Никто, конечно, целенаправленно не желал инвалидам войны зла. Рожденная где-то в кабинетах идея была понятна и, в общем-то, правильна, — собрать всех инвалидов в специальные дома, обеспечив их надлежащим уходом и присмотром. Вот только место было почему-то выбрано на самом краю русского севера, в глуши, куда не ходят поезда, где нет ничего, кроме маленького рыбачьего поселка и развалин древнего монастыря, где посторонних людей просто не бывает, и куда комиссия приезжает раз в пять лет, и то, после предварительного звонка.
Идея была неплоха, вот только идея сама себя воплотить не может, ее воплощают люди, а люди разные. В результате здесь беспредельно владычествовали постоянно орущие санитарки, разные тети Паши и тети Даши, которые давным-давно растратили всю свою жалость, оставив ее только для себя. Санитарки разворовывали все, что не успевал украсть заведующий, и вместо того, чтобы переодевать потерявших руки и ноги обмочившихся калек, они развешивали их сушиться на деревьях. И висел подвешенный за шиворот на солнышке человеческий обрубок, — безрукий, безногий и слепой Герой Советского Союза летчик капитан Миронов, смотрел невидящими глазами на разрушенную колокольню собора и мирное синее небо над ней, пока его не снимали и не несли обратно в келью.
Когда-то сюда стекались люди, которые хотели отречься от мира, теперь здесь находились те, от которых отрекся сам мир.
Александр Бортников нашел здесь своего друга Андрея спустя три года после их случайной встречи на полустанке. Тогда Андрею было очень тяжело. Внешне он оставался прежним, радовался Саше, обнимался с ним, вытирал слезы, но Саша видел в его глазах постоянный безмолвный вопрос, — за что? Боль в позвоночнике не проходила, иногда из тупой превращалась в режущую, горящую, словно он замер во времени, и ему все стреляли и стреляли в спину. Бортников хотел забрать парализованного друга к себе в Минск, но Андрей наотрез отказался. Здесь он никому не мешал, и для него это было очень важно.
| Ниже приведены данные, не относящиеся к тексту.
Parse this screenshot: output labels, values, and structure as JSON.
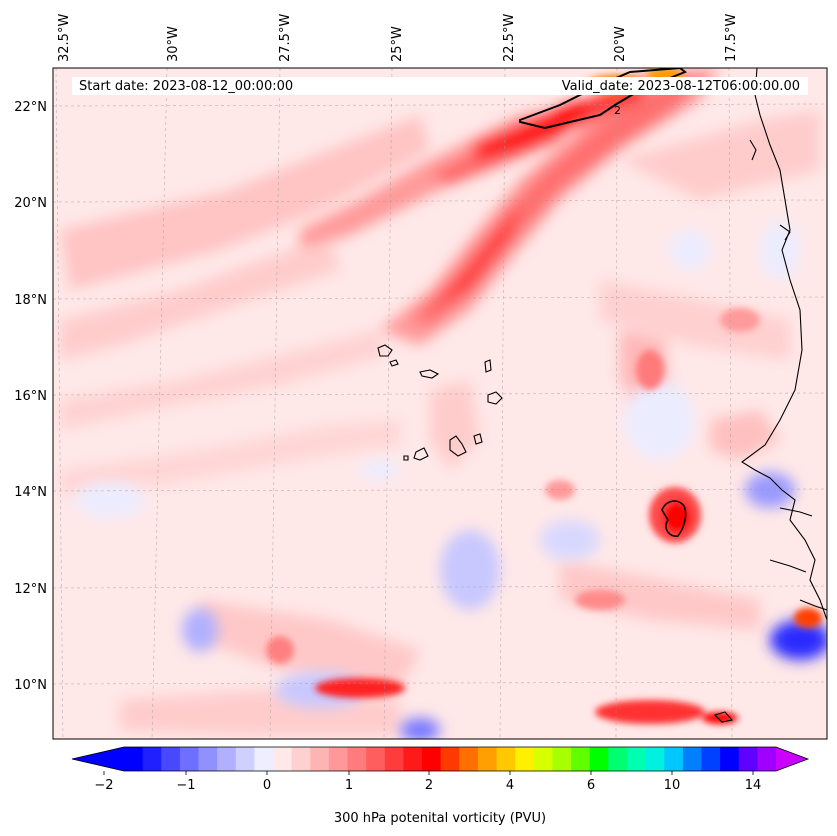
{
  "header": {
    "start_date": "Start date: 2023-08-12_00:00:00",
    "valid_date": "Valid_date: 2023-08-12T06:00:00.00"
  },
  "map": {
    "lon_ticks": [
      "32.5°W",
      "30°W",
      "27.5°W",
      "25°W",
      "22.5°W",
      "20°W",
      "17.5°W"
    ],
    "lat_ticks": [
      "22°N",
      "20°N",
      "18°N",
      "16°N",
      "14°N",
      "12°N",
      "10°N"
    ],
    "contour_label": "2",
    "lat_range": [
      8.9,
      22.8
    ],
    "lon_range": [
      -33.0,
      -15.2
    ]
  },
  "colorbar": {
    "label": "300 hPa potenital vorticity (PVU)",
    "tick_labels": [
      "−2",
      "−1",
      "0",
      "1",
      "2",
      "4",
      "6",
      "10",
      "14"
    ],
    "colors": [
      "#0000ff",
      "#2020ff",
      "#4848ff",
      "#6e6eff",
      "#9090ff",
      "#b0b0ff",
      "#d0d0ff",
      "#eeeeff",
      "#ffe8e8",
      "#ffd0d0",
      "#ffb4b4",
      "#ff9898",
      "#ff7c7c",
      "#ff5e5e",
      "#ff3c3c",
      "#ff1a1a",
      "#ff0000",
      "#ff3a00",
      "#ff7000",
      "#ffa000",
      "#ffc800",
      "#fff000",
      "#d8ff00",
      "#a8ff00",
      "#60ff00",
      "#00ff00",
      "#00ff70",
      "#00ffb0",
      "#00f0e0",
      "#00c8ff",
      "#0080ff",
      "#0040ff",
      "#0000ff",
      "#6000ff",
      "#a000ff"
    ],
    "under_color": "#0000ff",
    "over_color": "#cc00ff"
  }
}
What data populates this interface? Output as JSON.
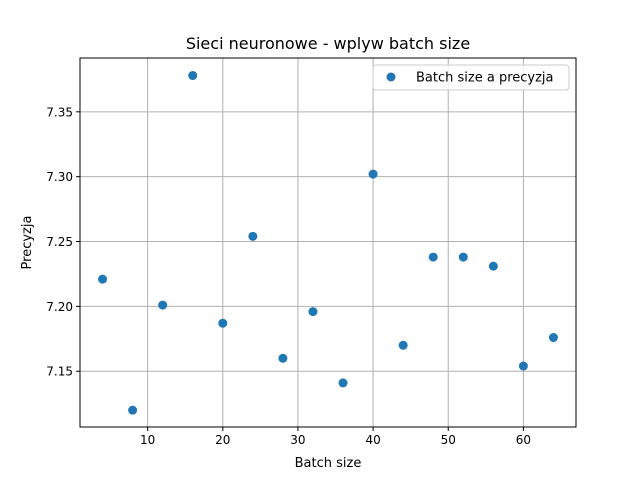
{
  "chart_data": {
    "type": "scatter",
    "title": "Sieci neuronowe - wplyw batch size",
    "xlabel": "Batch size",
    "ylabel": "Precyzja",
    "xlim": [
      1.0,
      67.0
    ],
    "ylim": [
      7.107,
      7.3915
    ],
    "xticks": [
      10,
      20,
      30,
      40,
      50,
      60
    ],
    "yticks": [
      7.15,
      7.2,
      7.25,
      7.3,
      7.35
    ],
    "grid": true,
    "legend": {
      "position": "top-right"
    },
    "series": [
      {
        "name": "Batch size a precyzja",
        "color": "#1f77b4",
        "marker": "circle",
        "points": [
          {
            "x": 4,
            "y": 7.221
          },
          {
            "x": 8,
            "y": 7.12
          },
          {
            "x": 12,
            "y": 7.201
          },
          {
            "x": 16,
            "y": 7.378
          },
          {
            "x": 20,
            "y": 7.187
          },
          {
            "x": 24,
            "y": 7.254
          },
          {
            "x": 28,
            "y": 7.16
          },
          {
            "x": 32,
            "y": 7.196
          },
          {
            "x": 36,
            "y": 7.141
          },
          {
            "x": 40,
            "y": 7.302
          },
          {
            "x": 44,
            "y": 7.17
          },
          {
            "x": 48,
            "y": 7.238
          },
          {
            "x": 52,
            "y": 7.238
          },
          {
            "x": 56,
            "y": 7.231
          },
          {
            "x": 60,
            "y": 7.154
          },
          {
            "x": 64,
            "y": 7.176
          }
        ]
      }
    ]
  }
}
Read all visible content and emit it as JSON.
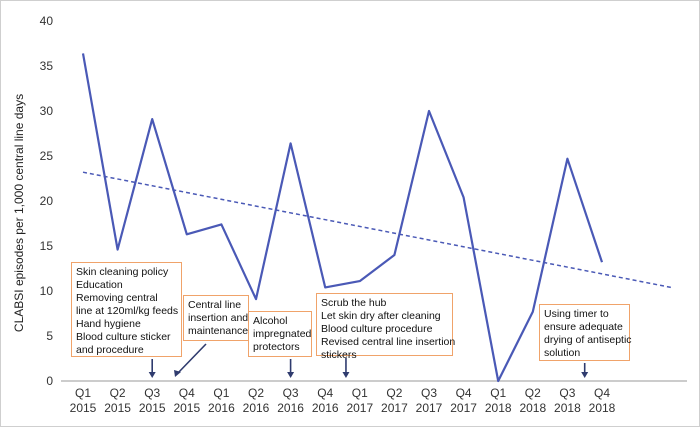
{
  "chart_data": {
    "type": "line",
    "ylabel": "CLABSI episodes per 1,000 central line days",
    "xlabel": "",
    "ylim": [
      0,
      40
    ],
    "yticks": [
      0,
      5,
      10,
      15,
      20,
      25,
      30,
      35,
      40
    ],
    "categories": [
      [
        "Q1",
        "2015"
      ],
      [
        "Q2",
        "2015"
      ],
      [
        "Q3",
        "2015"
      ],
      [
        "Q4",
        "2015"
      ],
      [
        "Q1",
        "2016"
      ],
      [
        "Q2",
        "2016"
      ],
      [
        "Q3",
        "2016"
      ],
      [
        "Q4",
        "2016"
      ],
      [
        "Q1",
        "2017"
      ],
      [
        "Q2",
        "2017"
      ],
      [
        "Q3",
        "2017"
      ],
      [
        "Q4",
        "2017"
      ],
      [
        "Q1",
        "2018"
      ],
      [
        "Q2",
        "2018"
      ],
      [
        "Q3",
        "2018"
      ],
      [
        "Q4",
        "2018"
      ]
    ],
    "series": [
      {
        "values": [
          36.4,
          14.6,
          29.1,
          16.3,
          17.4,
          9.1,
          26.4,
          10.4,
          11.1,
          14.0,
          30.0,
          20.4,
          0.0,
          7.7,
          24.7,
          13.2
        ]
      }
    ],
    "trendline": {
      "style": "dashed",
      "start": 23.2,
      "end": 10.4
    },
    "grid": false,
    "legend": "none",
    "colors": {
      "line": "#4a59b6",
      "annotation_border": "#f0a36a",
      "axis": "#999999"
    },
    "annotations": [
      {
        "lines": [
          "Skin cleaning policy",
          "Education",
          "Removing central",
          "line at 120ml/kg feeds",
          "Hand hygiene",
          "Blood culture sticker",
          "and procedure"
        ],
        "arrow_at": 2
      },
      {
        "lines": [
          "Central line",
          "insertion and",
          "maintenance"
        ],
        "arrow_at": 3.5
      },
      {
        "lines": [
          "Alcohol",
          "impregnated",
          "protectors"
        ],
        "arrow_at": 6
      },
      {
        "lines": [
          "Scrub the hub",
          "Let skin dry after cleaning",
          "Blood culture procedure",
          "Revised central line insertion",
          "stickers"
        ],
        "arrow_at": 7.6
      },
      {
        "lines": [
          "Using timer to",
          "ensure adequate",
          "drying of antiseptic",
          "solution"
        ],
        "arrow_at": 14.5
      }
    ]
  }
}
— Как та девушка, — Алла? — спросил он Сашу, когда при первой встрече друг вывез его на инвалидной коляске в лес, подышать хвойным духом.
— В сорок четвертом хотела уйти с немцами, но не взяли, — ответил позади Саша. — Потом кто-то донес, что видел ее с офицерами гестапо. Судили. Дали пять лет ссылки. Поехала в северный Казахстан, в город Гурьев.
— Надо было ее не бросать. Плевать, что люди говорят… — тихо, как-то просящее произнес Андрей.
— А я и не бросил, — улыбнулся Саша.
Он не сказал, да и незачем было об этом рассказывать, что к тому моменту, когда он ее нашел, Алла уже практически спилась. От нищеты, безысходности и тоски по своей пропащей жизни. В Гурьеве ее все звали немецкой подстилкой. Он снял для нее приличную комнату, привозил деньги, которые она пропивала, терпеливо и настойчиво проводил с ней время, а она, днями, когда он не давал ей пить, кричала чтобы он убирался, а по ночам, думая, что он спит, целовала ему руки.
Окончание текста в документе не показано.